C’est la pleine lune, les baobabs sur le bord de la route baignent dans une lumière douce et créent des ombres bleues sur le bitume. Encore trente kilomètres et nous serons enfin à la Somone. On m’en a souvent parlé mais je n’y suis jamais allé. Il faut dire que ça ne fait que quelques semaines que j’ai débarqué au Sénégal.

La fatigue commence à se faire sentir, j’ai du mal à garder le cap, j’ouvre la fenêtre espérant que le vent frais me revigore mais il est chaud, sec et chargé de poussière, typique de cette période qui précède l’hivernage me précise Greg. J’allume une sèche. La route est déserte, pas de vendeur ambulant, aucun mendiant, on se croirait presque ailleurs.

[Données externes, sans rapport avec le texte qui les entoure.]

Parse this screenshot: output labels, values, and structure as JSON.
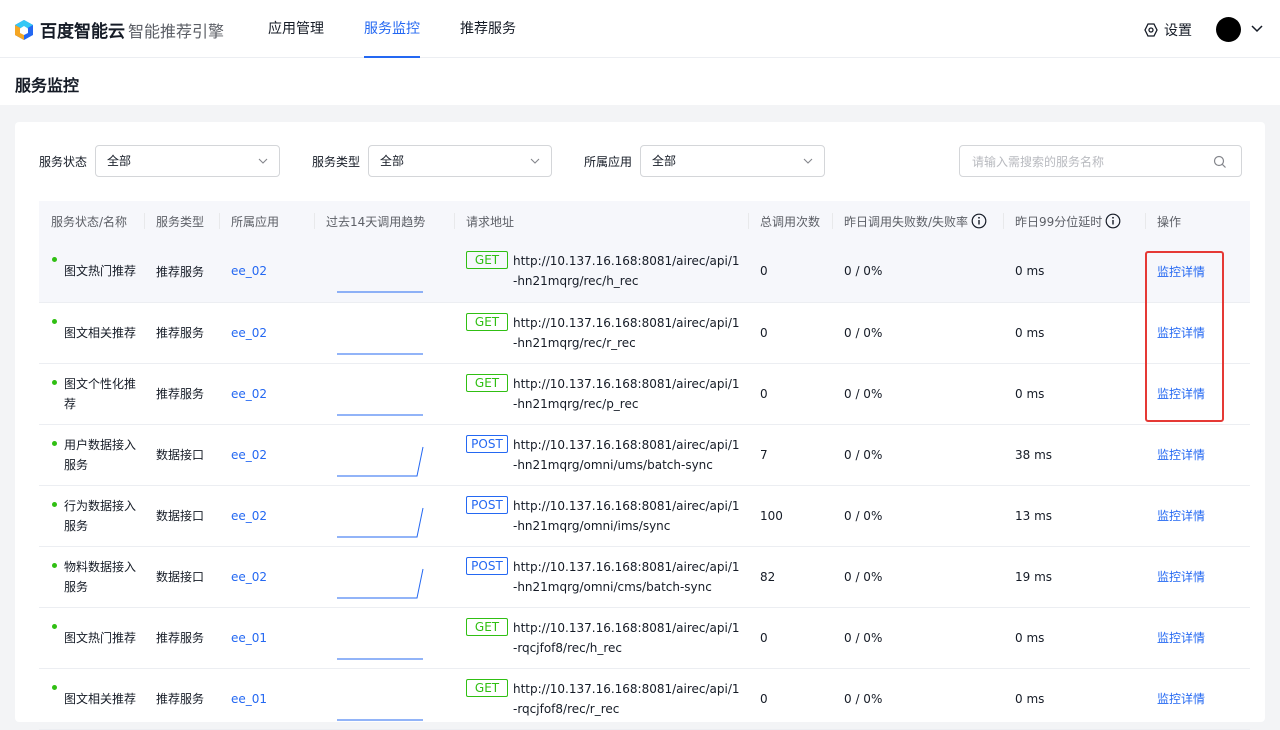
{
  "brand": {
    "logo_text": "百度智能云",
    "product_name": "智能推荐引擎"
  },
  "nav": [
    {
      "label": "应用管理",
      "active": false
    },
    {
      "label": "服务监控",
      "active": true
    },
    {
      "label": "推荐服务",
      "active": false
    }
  ],
  "header_right": {
    "settings_label": "设置",
    "settings_icon": "settings-icon",
    "avatar": "user-avatar"
  },
  "page": {
    "title": "服务监控"
  },
  "filters": {
    "status": {
      "label": "服务状态",
      "value": "全部"
    },
    "type": {
      "label": "服务类型",
      "value": "全部"
    },
    "app": {
      "label": "所属应用",
      "value": "全部"
    },
    "search": {
      "placeholder": "请输入需搜索的服务名称",
      "value": ""
    }
  },
  "table": {
    "columns": [
      "服务状态/名称",
      "服务类型",
      "所属应用",
      "过去14天调用趋势",
      "请求地址",
      "总调用次数",
      "昨日调用失败数/失败率",
      "昨日99分位延时",
      "操作"
    ],
    "rows": [
      {
        "status": "running",
        "name": "图文热门推荐",
        "type": "推荐服务",
        "app": "ee_02",
        "trend": "flat",
        "method": "GET",
        "url": "http://10.137.16.168:8081/airec/api/1-hn21mqrg/rec/h_rec",
        "total_calls": "0",
        "failures": "0 / 0%",
        "p99": "0 ms",
        "action": "监控详情"
      },
      {
        "status": "running",
        "name": "图文相关推荐",
        "type": "推荐服务",
        "app": "ee_02",
        "trend": "flat",
        "method": "GET",
        "url": "http://10.137.16.168:8081/airec/api/1-hn21mqrg/rec/r_rec",
        "total_calls": "0",
        "failures": "0 / 0%",
        "p99": "0 ms",
        "action": "监控详情"
      },
      {
        "status": "running",
        "name": "图文个性化推荐",
        "type": "推荐服务",
        "app": "ee_02",
        "trend": "flat",
        "method": "GET",
        "url": "http://10.137.16.168:8081/airec/api/1-hn21mqrg/rec/p_rec",
        "total_calls": "0",
        "failures": "0 / 0%",
        "p99": "0 ms",
        "action": "监控详情"
      },
      {
        "status": "running",
        "name": "用户数据接入服务",
        "type": "数据接口",
        "app": "ee_02",
        "trend": "rise",
        "method": "POST",
        "url": "http://10.137.16.168:8081/airec/api/1-hn21mqrg/omni/ums/batch-sync",
        "total_calls": "7",
        "failures": "0 / 0%",
        "p99": "38 ms",
        "action": "监控详情"
      },
      {
        "status": "running",
        "name": "行为数据接入服务",
        "type": "数据接口",
        "app": "ee_02",
        "trend": "rise",
        "method": "POST",
        "url": "http://10.137.16.168:8081/airec/api/1-hn21mqrg/omni/ims/sync",
        "total_calls": "100",
        "failures": "0 / 0%",
        "p99": "13 ms",
        "action": "监控详情"
      },
      {
        "status": "running",
        "name": "物料数据接入服务",
        "type": "数据接口",
        "app": "ee_02",
        "trend": "rise",
        "method": "POST",
        "url": "http://10.137.16.168:8081/airec/api/1-hn21mqrg/omni/cms/batch-sync",
        "total_calls": "82",
        "failures": "0 / 0%",
        "p99": "19 ms",
        "action": "监控详情"
      },
      {
        "status": "running",
        "name": "图文热门推荐",
        "type": "推荐服务",
        "app": "ee_01",
        "trend": "flat",
        "method": "GET",
        "url": "http://10.137.16.168:8081/airec/api/1-rqcjfof8/rec/h_rec",
        "total_calls": "0",
        "failures": "0 / 0%",
        "p99": "0 ms",
        "action": "监控详情"
      },
      {
        "status": "running",
        "name": "图文相关推荐",
        "type": "推荐服务",
        "app": "ee_01",
        "trend": "flat",
        "method": "GET",
        "url": "http://10.137.16.168:8081/airec/api/1-rqcjfof8/rec/r_rec",
        "total_calls": "0",
        "failures": "0 / 0%",
        "p99": "0 ms",
        "action": "监控详情"
      }
    ]
  },
  "colors": {
    "primary": "#2468f2",
    "status_running": "#30bf13",
    "get_method": "#30bf13",
    "post_method": "#2468f2",
    "highlight_box": "#e53935"
  }
}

Tandis que j’essaie de rassembler mes esprits, j’aperçois dans le rétro Charlotte endormie sur la banquette arrière. Un bretelle de sa robe a glissé de son épaule et laisse deviner le début de son sein charnu qui ballotte au grès des aspérités de la route. Ah ses seins... J’y glisserais bien ma verge, tout doucement, juste quelques va et vient. Ils ont l’air si chauds, si doux. Si Greg savait à quoi je pense... Je souris à demi. Dommage qu’elle soit avec lui. Tout le monde dit qu’ils ont une relation compliquée, sait on jamais... Un jour peut être.


Une heure plus tôt c’est lui qui me prenait par les épaules tandis qu’il tenait Charlotte pas la taille et qui nous rapprochait tous les trois jusqu’à ce que nos têtes se touchent presque. J’ai passé mon bras autour des hanches de Charlotte qui n’a pas réagit. On aurait dit une bande de comploteurs. Il était obligé de crier pour couvrir le son du zouk que le dj diffusait :


— "Et si on allait passer le weekend à la Somone ? Mes parents ne devraient pas y être. On aura la maison pour nous!

 - Sérieux mec ? Il est trois heures du mat là ! Ça peut pas attendre demain ?

— Aller, fais pas ta mauviette, c’est comme ça que ça se passe ici. Les exams commencent lundi, il faut profiter du weekend end à fond ! "


Charlotte me lance un petit regard teinté de défi. Soit !


Après un rapide saut chez chacun pour récupérer nos effets personnels, direction une station service dont la boutique reste ouverte toute la nuit. Quelques bouteilles de bière, de la vodka, des clopes et quelques trucs à grignoter. Pour le reste on avisera sur place. Et nous voilà sur la route de la Petite Côte comme on appelle cette région. J’ai hâte qu’on arrive, je n’en peux plus.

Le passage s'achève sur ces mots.